Energy Technologies: CO2 Management and Sustainable Metallurgical Processes
Sponsored by: TMS Extraction and Processing Division, TMS Light Metals Division, TMS: Energy Committee, TMS: Pyrometallurgy Committee
Program Organizers: Lei Zhang, University of Alaska Fairbanks ; Jaroslaw Drelich, Michigan Technological University; Neale Neelameggham, IND LLC; Donna Guillen, Idaho National Laboratory; Nawshad Haque, CSIRO; Jingxi Zhu , Carnegie Mellon University; Ziqi Sun, Queensland University of Technology; Tao Wang, Nucor Steel; John Howarter, Purdue University; Fiseha Tesfaye, Åbo Akademi University

Thursday 8:30 AM
March 2, 2017
Room: 13
Location: San Diego Convention Ctr

Session Chair: Donna Guillen, Idaho National Laboratory; Cong Wang, Northeastern University; Fiseha Tesfaye, Åbo Akademi University

8:30 AM  Invited
Large Scale Energy Storage through Heat Balance Shifts at Aluminium Smelters: Mark Taylor1; 1University of Auckland
    Aluminium smelters and other industries have increasingly suffered in recent years from an inflexibility in regard to the quantum of power required continuously in their operation. A need to reduce electricity supply by 10-20% at a smelter causes major disruption or interruption, including to its customers and surrounding communities. This applies equally to smelters whatever their size and technology because of the uncontrolled heat dissipation from each smelting cell. A patented technology for regulating heat dissipation now exists for smelters. This technology allows extraction of more heat from cells, but also controlled insulation if the cell heat dissipation must be reduced. The opportunity to turndown amperage in response to changing power availability, or in response to changing power or metal prices now exists. The practicality and degree of the heat balance shift required to achieve this turn down (and turn up) capability is explored in this paper.

9:00 AM  Invited
Transforming the Way Electricity is Consumed during the Aluminium Smelting Process: Mark Dorreen1; Linda Wright2; Geoff Matthews3; Pretesh Patel4; David Wong1; 1Light Metals Research Centre, The University of Auckland; 2One World Consulting Limited; 3Energia Potior Limited; 4Auckland Uniservices Limited
    This paper examines the potential impact the newly developed EnPot aluminium smelter technology could have on the sustainability and economics of primary aluminium production. It also explores how the EnPot technology can be used to help the aluminium smelting industry to be part of the solution of accommodating increased intermittency in our future renewable energy generation, post COP 21. The EnPot system provides for the first time, dynamic control of the heat balance of aluminium smelting pots across the potline, so that energy consumption and aluminium production can be increased or decreased by as much as plus or minus 30% almost instantaneously. This enables a new way of thinking to emerge when considering the relationship the aluminium smelter plays in connection to the power grid.

9:20 AM  Invited
Disordered 3D Multi-layer Graphene Anode Material from CO2 for Sodium-Ion Batteries: Hui (Claire) Xiong1; Kassiopeia Smith1; Wei Wei2; Yun Hang Hu2; 1Boise State University; 2Michigan Technological University
    We report the application of disordered 3D multi-layer graphene material, synthesized directly from CO2 gas via its reaction with Li at 550 ˚C, as an anode for sodium-ion battery for a sustainable and greener future. Furthermore, the intercalation of sodium into the defective graphene structure is discussed through electrochemical characterization, Raman spectroscopy, and small-angle X-ray scattering experiments. The disordered multi-layer graphene electrode demonstrated a promising rate capability and cyclibility.

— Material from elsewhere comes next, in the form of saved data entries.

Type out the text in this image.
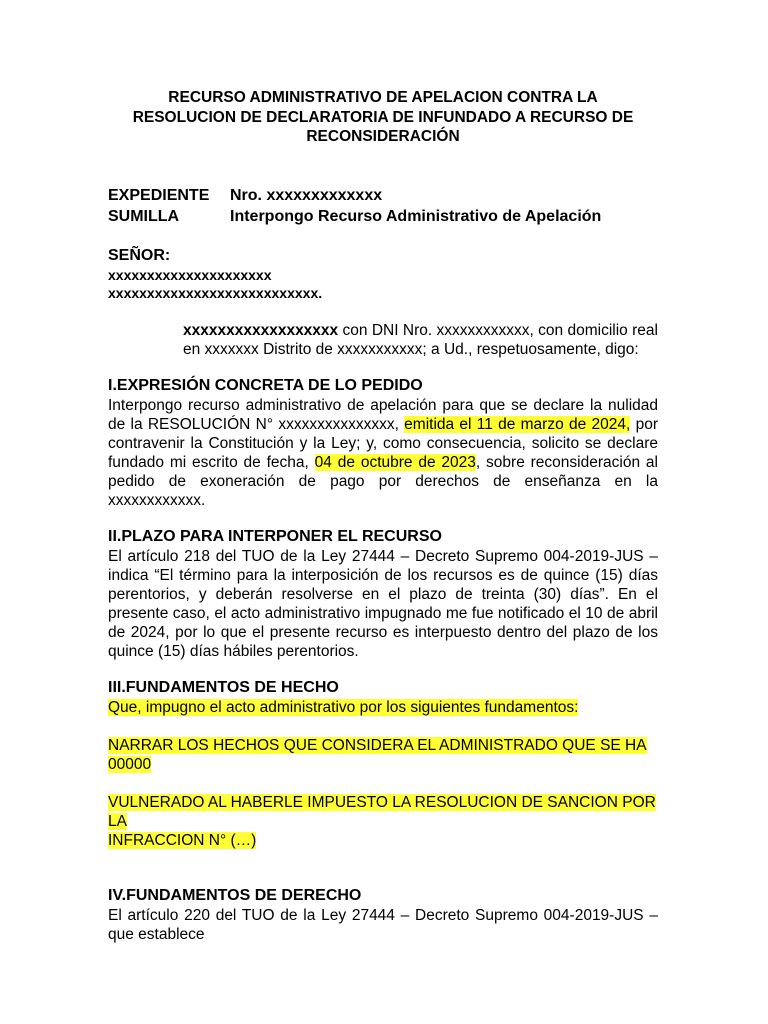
RECURSO ADMINISTRATIVO DE APELACION CONTRA LA
RESOLUCION DE DECLARATORIA DE INFUNDADO A RECURSO DE
RECONSIDERACIÓN
EXPEDIENTE	Nro. xxxxxxxxxxxxx
SUMILLA	Interpongo Recurso Administrativo de Apelación
SEÑOR:
xxxxxxxxxxxxxxxxxxxxx
xxxxxxxxxxxxxxxxxxxxxxxxxxx.

xxxxxxxxxxxxxxxxxx con DNI Nro. xxxxxxxxxxxx, con domicilio real en xxxxxxx Distrito de xxxxxxxxxxx; a Ud., respetuosamente, digo:

I.EXPRESIÓN CONCRETA DE LO PEDIDO

Interpongo recurso administrativo de apelación para que se declare la nulidad de la RESOLUCIÓN N° xxxxxxxxxxxxxxx, emitida el 11 de marzo de 2024, por contravenir la Constitución y la Ley; y, como consecuencia, solicito se declare fundado mi escrito de fecha, 04 de octubre de 2023, sobre reconsideración al pedido de exoneración de pago por derechos de enseñanza en la xxxxxxxxxxxx.

II.PLAZO PARA INTERPONER EL RECURSO

El artículo 218 del TUO de la Ley 27444 – Decreto Supremo 004-2019-JUS – indica “El término para la interposición de los recursos es de quince (15) días perentorios, y deberán resolverse en el plazo de treinta (30) días”. En el presente caso, el acto administrativo impugnado me fue notificado el 10 de abril de 2024, por lo que el presente recurso es interpuesto dentro del plazo de los quince (15) días hábiles perentorios.

III.FUNDAMENTOS DE HECHO

Que, impugno el acto administrativo por los siguientes fundamentos:

NARRAR LOS HECHOS QUE CONSIDERA EL ADMINISTRADO QUE SE HA 00000

VULNERADO AL HABERLE IMPUESTO LA RESOLUCION DE SANCION POR LA
INFRACCION N° (…)

IV.FUNDAMENTOS DE DERECHO

El artículo 220 del TUO de la Ley 27444 – Decreto Supremo 004-2019-JUS – que establece
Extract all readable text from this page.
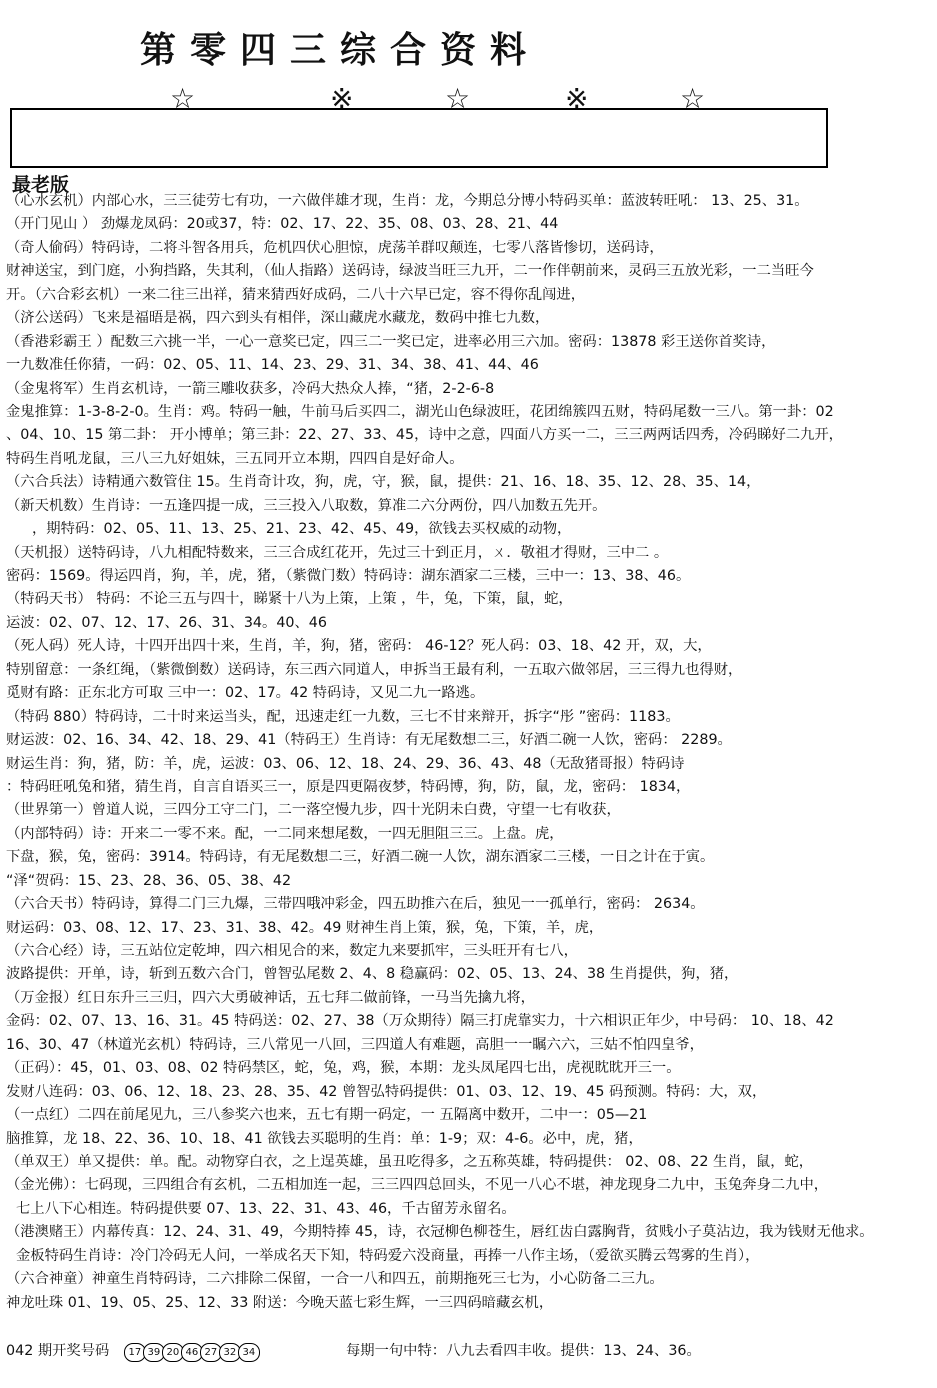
第零四三综合资料
☆	※	☆	※	☆
最老版
（心水玄机）内部心水，三三徒劳七有功，一六做伴雄才现，生肖：龙，今期总分博小特码买单：蓝波转旺吼： 13、25、31。
（开门见山 ） 劲爆龙凤码：20或37，特：02、17、22、35、08、03、28、21、44
（奇人偷码）特码诗，二将斗智各用兵，危机四伏心胆惊，虎荡羊群叹颠连，七零八落皆惨切，送码诗，
财神送宝，到门庭，小狗挡路，失其利，（仙人指路）送码诗，绿波当旺三九开，二一作伴朝前来，灵码三五放光彩，一二当旺今
开。（六合彩玄机）一来二往三出祥，猜来猜西好成码，二八十六早已定，容不得你乱闯进，
（济公送码）飞来是福晤是祸，四六到头有相伴，深山藏虎水藏龙，数码中推七九数，
（香港彩霸王 ）配数三六挑一半，一心一意奖已定，四三二一奖已定，进率必用三六加。密码：13878 彩王送你首奖诗，
一九数准任你猜，一码：02、05、11、14、23、29、31、34、38、41、44、46
（金鬼将军）生肖玄机诗，一箭三雕收获多，冷码大热众人捧，“猪，2-2-6-8
金鬼推算：1-3-8-2-0。生肖：鸡。特码一触，牛前马后买四二，湖光山色绿波旺，花团绵簇四五财，特码尾数一三八。第一卦：02
、04、10、15 第二卦： 开小博单；第三卦：22、27、33、45，诗中之意，四面八方买一二，三三两两话四秀，冷码睇好二九开，
特码生肖吼龙鼠，三八三九好姐妹，三五同开立本期，四四自是好命人。
（六合兵法）诗精通六数管住 15。生肖奇计攻，狗，虎，守，猴，鼠，提供：21、16、18、35、12、28、35、14，
（新天机数）生肖诗：一五逢四提一成，三三投入八取数，算准二六分两份，四八加数五先开。
，期特码：02、05、11、13、25、21、23、42、45、49，欲钱去买权威的动物，
（天机报）送特码诗，八九相配特数来，三三合成红花开，先过三十到正月，ㄨ．敬祖才得财，三中二 。
密码：1569。得运四肖，狗，羊，虎，猪，（紫微门数）特码诗：湖东酒家二三楼，三中一：13、38、46。
（特码天书） 特码：不论三五与四十，睇紧十八为上策，上策 ，牛，兔，下策，鼠，蛇，
运波：02、07、12、17、26、31、34。40、46
（死人码）死人诗，十四开出四十来，生肖，羊，狗，猪，密码： 46-12？死人码：03、18、42 开，双，大，
特别留意：一条红绳，（紫微倒数）送码诗，东三西六同道人，申拆当王最有利，一五取六做邻居，三三得九也得财，
觅财有路：正东北方可取 三中一：02、17。42 特码诗，又见二九一路逃。
（特码 880）特码诗，二十时来运当头，配，迅速走红一九数，三七不甘来辩开，拆字“彤 ”密码：1183。
财运波：02、16、34、42、18、29、41（特码王）生肖诗：有无尾数想二三，好酒二碗一人饮，密码： 2289。
财运生肖：狗，猪，防：羊，虎，运波：03、06、12、18、24、29、36、43、48（无敌猪哥报）特码诗
：特码旺吼兔和猪，猜生肖，自言自语买三一，原是四更隔夜梦，特码博，狗，防，鼠，龙，密码： 1834，
（世界第一）曾道人说，三四分工守二门，二一落空慢九步，四十光阴未白费，守望一七有收获，
（内部特码）诗：开来二一零不来。配，一二同来想尾数，一四无胆阻三三。上盘。虎，
下盘，猴，兔，密码：3914。特码诗，有无尾数想二三，好酒二碗一人饮，湖东酒家二三楼，一日之计在于寅。
“泽“贺码：15、23、28、36、05、38、42
（六合天书）特码诗，算得二门三九爆，三带四哦冲彩金，四五助推六在后，独见一一孤单行，密码： 2634。
财运码：03、08、12、17、23、31、38、42。49 财神生肖上策，猴，兔，下策，羊，虎，
（六合心经）诗，三五站位定乾坤，四六相见合的来，数定九来要抓牢，三头旺开有七八，
波路提供：开单，诗，斩到五数六合门，曾智弘尾数 2、4、8 稳赢码：02、05、13、24、38 生肖提供，狗，猪，
（万金报）红日东升三三归，四六大勇破神话，五七拜二做前锋，一马当先擒九将，
金码：02、07、13、16、31。45 特码送：02、27、38（万众期待）隔三打虎靠实力，十六相识正年少，中号码： 10、18、42
16、30、47（林道光玄机）特码诗，三八常见一八回，三四道人有难题，高胆一一瞩六六，三姑不怕四皇爷，
（正码）：45，01、03、08、02 特码禁区，蛇，兔，鸡，猴，本期：龙头凤尾四七出，虎视眈眈开三一。
发财八连码：03、06、12、18、23、28、35、42 曾智弘特码提供：01、03、12、19、45 码预测。特码：大，双，
（一点红）二四在前尾见九，三八参奖六也来，五七有期一码定，一 五隔离中数开，二中一：05—21
脑推算，龙 18、22、36、10、18、41 欲钱去买聪明的生肖：单：1-9；双：4-6。必中，虎，猪，
（单双王）单又提供：单。配。动物穿白衣，之上逞英雄，虽丑吃得多，之五称英雄，特码提供： 02、08、22 生肖，鼠，蛇，
（金光佛）：七码现，三四组合有玄机，二五相加连一起，三三四四总回头，不见一八心不堪，神龙现身二九中，玉兔奔身二九中，
七上八下心相连。特码提供要 07、13、22、31、43、46，千古留芳永留名。
（港澳赌王）内幕传真：12、24、31、49，今期特捧 45，诗，衣冠柳色柳苍生，唇红齿白露胸背，贫贱小子莫沾边，我为钱财无他求。
金板特码生肖诗：冷门冷码无人问，一举成名天下知，特码爱六没商量，再捧一八作主场，（爱欲买腾云驾雾的生肖），
（六合神童）神童生肖特码诗，二六排除二保留，一合一八和四五，前期拖死三七为，小心防备二三九。
神龙吐珠 01、19、05、25、12、33 附送：今晚天蓝七彩生辉，一三四码暗藏玄机，
042 期开奖号码 17 39 20 46 27 32 34	每期一句中特：八九去看四丰收。提供：13、24、36。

The novel approach to synthesize disordered 3D multi-layer graphene from CO2 gas make it attractive not only as an anode material for sodium-ion batteries but also to mitigate CO2 emission.

9:40 AM  
Power Generation Using Combined In-situ Combustion with CO2 Separation and Sequestration: Subodh Das1; Jeff Saey2; 1Phinix,LLC; 2University of Kentucky
     The current practice of producing electricity by transporting underground fossil fuels (coal mining, oil and natural gas drilling) above ground; followed by above ground combustion and subsequent underground CO2 sequestration; has historically presented cost and environmental problems for handling, processing and disposing large quantities of undesirable CO2 emissions and ash. The proposed transformational and marketplace disruptive technology, leaves CO2 and ash generated from in-situ combustion of fossil fuels underground for subsequent local separation and sequestration, transports thermal energy from the underground combustion to above ground, for power generation. It is expected that the proposed concept will be more cost effective and energy efficient than the conventional process while eliminating CO2 emissions. If successfully implemented, this concept may have impact similar to horizontal mining and hydraulic fracturing on enhancing U.S. energy security. This paper will discuss some of the preliminary calculations.